Logesh Balachandran of India Today gave 3.5 out of 5 and wrote "Eeswaran isn't a great film, but director Suseenthiran gets many things right. At a time when fans are longing to witness that energetic Simbu on screen, which has been missing for years now, Suseenthiran delivers a perfect rural entertainer that serves just that. The screenplay has been developed in a manner to please both the star's fans and family audience. Unlike the actor's previous films, there is adequate emotion in the script which works big time."

== Controversies ==
=== Snake issue ===
In the motion poster of the film which was released on 26 October, the protagonist Silambarasan had a snake wrapped around his neck a forest official filed a case stating that the team had given sedatives to the animal to prevent it from harming the team which kills the animal very soon and also said that many crews are lying telling it is a fake snake. However, the team stated that the snake was plastic and no harm was there for the animal as well as the crew. But a video was released in which Silambarasan practised throwing a snake in a sack bag, but the team said it was a scene in the film and the snake was a fake one. On 19 November, the Animal Welfare Board of India, objected the film's team to remove the controversial motion poster, which was later removed from YouTube.
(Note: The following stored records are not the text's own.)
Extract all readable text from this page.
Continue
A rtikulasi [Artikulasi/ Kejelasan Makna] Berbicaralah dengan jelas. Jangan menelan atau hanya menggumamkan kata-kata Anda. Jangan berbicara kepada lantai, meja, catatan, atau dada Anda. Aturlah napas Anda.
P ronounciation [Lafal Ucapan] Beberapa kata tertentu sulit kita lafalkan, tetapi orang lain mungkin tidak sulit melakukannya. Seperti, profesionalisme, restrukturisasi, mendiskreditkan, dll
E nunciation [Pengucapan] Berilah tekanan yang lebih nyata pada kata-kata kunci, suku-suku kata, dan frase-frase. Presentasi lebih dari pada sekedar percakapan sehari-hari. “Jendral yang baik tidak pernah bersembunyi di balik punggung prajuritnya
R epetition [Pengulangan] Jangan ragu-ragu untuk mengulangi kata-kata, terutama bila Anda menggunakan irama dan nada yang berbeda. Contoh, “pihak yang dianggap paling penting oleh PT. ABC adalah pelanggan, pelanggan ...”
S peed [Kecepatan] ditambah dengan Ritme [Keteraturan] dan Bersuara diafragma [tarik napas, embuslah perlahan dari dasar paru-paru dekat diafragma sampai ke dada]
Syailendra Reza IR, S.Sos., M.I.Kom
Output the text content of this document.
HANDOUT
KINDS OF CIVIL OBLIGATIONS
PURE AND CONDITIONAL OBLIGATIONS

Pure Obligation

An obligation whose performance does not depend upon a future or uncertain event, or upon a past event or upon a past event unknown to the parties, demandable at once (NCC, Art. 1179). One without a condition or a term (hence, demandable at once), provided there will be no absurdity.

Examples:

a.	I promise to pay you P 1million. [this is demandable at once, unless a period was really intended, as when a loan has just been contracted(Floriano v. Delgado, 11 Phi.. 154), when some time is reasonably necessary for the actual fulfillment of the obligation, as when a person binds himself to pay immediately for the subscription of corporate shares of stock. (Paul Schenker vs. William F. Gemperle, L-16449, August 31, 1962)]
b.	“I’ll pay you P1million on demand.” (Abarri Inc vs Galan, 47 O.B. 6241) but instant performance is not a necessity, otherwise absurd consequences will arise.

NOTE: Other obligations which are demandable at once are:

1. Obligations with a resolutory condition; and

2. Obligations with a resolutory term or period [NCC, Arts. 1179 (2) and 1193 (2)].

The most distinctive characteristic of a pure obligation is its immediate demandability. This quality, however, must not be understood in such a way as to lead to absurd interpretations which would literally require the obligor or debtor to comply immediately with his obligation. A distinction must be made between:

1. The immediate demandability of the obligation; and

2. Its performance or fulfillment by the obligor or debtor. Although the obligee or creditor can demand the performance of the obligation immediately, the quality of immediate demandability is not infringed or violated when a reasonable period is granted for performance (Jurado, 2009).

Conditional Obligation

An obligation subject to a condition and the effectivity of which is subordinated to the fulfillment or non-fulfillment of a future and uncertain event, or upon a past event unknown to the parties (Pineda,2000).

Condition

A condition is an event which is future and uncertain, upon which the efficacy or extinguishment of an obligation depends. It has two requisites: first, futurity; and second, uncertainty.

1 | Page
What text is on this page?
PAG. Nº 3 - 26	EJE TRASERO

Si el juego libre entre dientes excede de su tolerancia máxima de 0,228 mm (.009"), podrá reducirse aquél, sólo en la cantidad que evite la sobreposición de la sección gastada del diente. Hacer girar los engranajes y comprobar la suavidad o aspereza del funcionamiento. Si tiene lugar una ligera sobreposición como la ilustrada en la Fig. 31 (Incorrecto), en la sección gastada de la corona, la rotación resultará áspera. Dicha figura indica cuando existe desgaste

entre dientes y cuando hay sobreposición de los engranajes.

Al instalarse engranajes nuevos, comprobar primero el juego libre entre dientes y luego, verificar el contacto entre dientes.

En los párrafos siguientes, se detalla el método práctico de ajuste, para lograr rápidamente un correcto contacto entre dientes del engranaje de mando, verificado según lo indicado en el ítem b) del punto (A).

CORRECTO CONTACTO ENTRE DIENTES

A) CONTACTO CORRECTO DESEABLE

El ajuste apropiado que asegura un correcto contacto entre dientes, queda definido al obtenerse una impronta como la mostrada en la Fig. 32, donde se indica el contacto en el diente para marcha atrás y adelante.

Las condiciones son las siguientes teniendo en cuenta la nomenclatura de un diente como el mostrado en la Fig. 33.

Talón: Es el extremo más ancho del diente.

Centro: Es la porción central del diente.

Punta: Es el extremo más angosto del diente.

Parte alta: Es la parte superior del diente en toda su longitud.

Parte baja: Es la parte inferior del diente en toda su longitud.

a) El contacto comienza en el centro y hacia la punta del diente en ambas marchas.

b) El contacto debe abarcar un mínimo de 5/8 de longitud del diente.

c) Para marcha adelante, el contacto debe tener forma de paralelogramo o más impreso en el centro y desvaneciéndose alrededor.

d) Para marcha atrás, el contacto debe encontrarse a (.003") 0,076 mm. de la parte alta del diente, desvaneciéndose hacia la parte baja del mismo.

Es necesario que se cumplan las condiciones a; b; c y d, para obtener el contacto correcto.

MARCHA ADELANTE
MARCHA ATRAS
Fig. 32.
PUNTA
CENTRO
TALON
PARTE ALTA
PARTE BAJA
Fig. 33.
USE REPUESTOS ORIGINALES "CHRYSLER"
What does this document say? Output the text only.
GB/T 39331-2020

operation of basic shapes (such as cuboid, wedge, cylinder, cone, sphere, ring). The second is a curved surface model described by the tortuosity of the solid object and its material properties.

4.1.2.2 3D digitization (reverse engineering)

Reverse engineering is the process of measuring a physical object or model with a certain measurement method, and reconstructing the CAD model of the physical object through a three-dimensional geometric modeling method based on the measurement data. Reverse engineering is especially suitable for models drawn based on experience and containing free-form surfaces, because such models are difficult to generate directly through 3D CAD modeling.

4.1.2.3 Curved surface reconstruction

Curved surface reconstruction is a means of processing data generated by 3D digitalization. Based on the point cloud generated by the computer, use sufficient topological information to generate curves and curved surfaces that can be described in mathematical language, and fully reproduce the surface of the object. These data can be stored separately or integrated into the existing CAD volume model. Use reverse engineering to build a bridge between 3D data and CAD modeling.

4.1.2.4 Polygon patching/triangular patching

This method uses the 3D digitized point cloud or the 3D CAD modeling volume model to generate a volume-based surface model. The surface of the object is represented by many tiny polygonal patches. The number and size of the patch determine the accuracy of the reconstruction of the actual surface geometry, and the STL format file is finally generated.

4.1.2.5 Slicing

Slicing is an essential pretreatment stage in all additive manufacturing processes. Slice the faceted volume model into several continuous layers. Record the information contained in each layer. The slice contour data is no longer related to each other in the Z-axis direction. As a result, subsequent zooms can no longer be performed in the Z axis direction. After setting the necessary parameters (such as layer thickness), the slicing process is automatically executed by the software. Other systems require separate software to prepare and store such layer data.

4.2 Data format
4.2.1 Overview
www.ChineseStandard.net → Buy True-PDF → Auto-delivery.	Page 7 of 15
=== Harassment against Suseenthiran ===
Suseendhiran was involved in controversy over unnecessarily interrupting when Nidhhi Agerwal was speaking to the public during the film's audio launch. Suseendhiran reportedly urged Agerwal to say that she loves Silambarasan. His distasteful behaviour was heavily criticised via social media for harassing Agerwal in public. However Suseendhiran clarified that he wanted to give the essence to the audience on how the film will work.

=== 100% seating capacity issue in Tamil Nadu ===
The film was given permission to release the film with 100% seating capacity in theatres along with another Pongal release Master (2021) by the Government of Tamil Nadu despite the increase in COVID-19 cases in India especially with cases also increasing in Tamil Nadu. However the Central Government of India issued warrant against Tamil Nadu government's decision to approve the release of the films with full 100% seating capacity. The central government stated that 100% seat occupancy is clearly in violation of the guidelines of MHA which only allows 50% seat occupancy in theatres. Some doctors also cautioned against full seating capacity for the film. Soon after, Central Government notice was passed and it was revoked back to 50% seating capacity in Tamil Nadu theatres.

=== Streaming release issue ===
In overseas countries, the makers had signed a deal with OlyFlix, wherein the makers would premiere the film through video-on-demand from 14 January 2021 (coinciding with the release in Indian theatres). However, the Tamil Nadu Theatre Owners Association opposed the decision for a simultaneous streaming release, fearing that piracy sites may upload the high definition print of the film, which will affect the theatrical business. The exhibitors also threatened to boycott the film, if they suggest for a streaming release on the said date. Following pressure from theatre owners and exhibitors, the makers decided to hold the release over video-on-demand, and instead they requested the theatre owners to increase the number of screens for the film.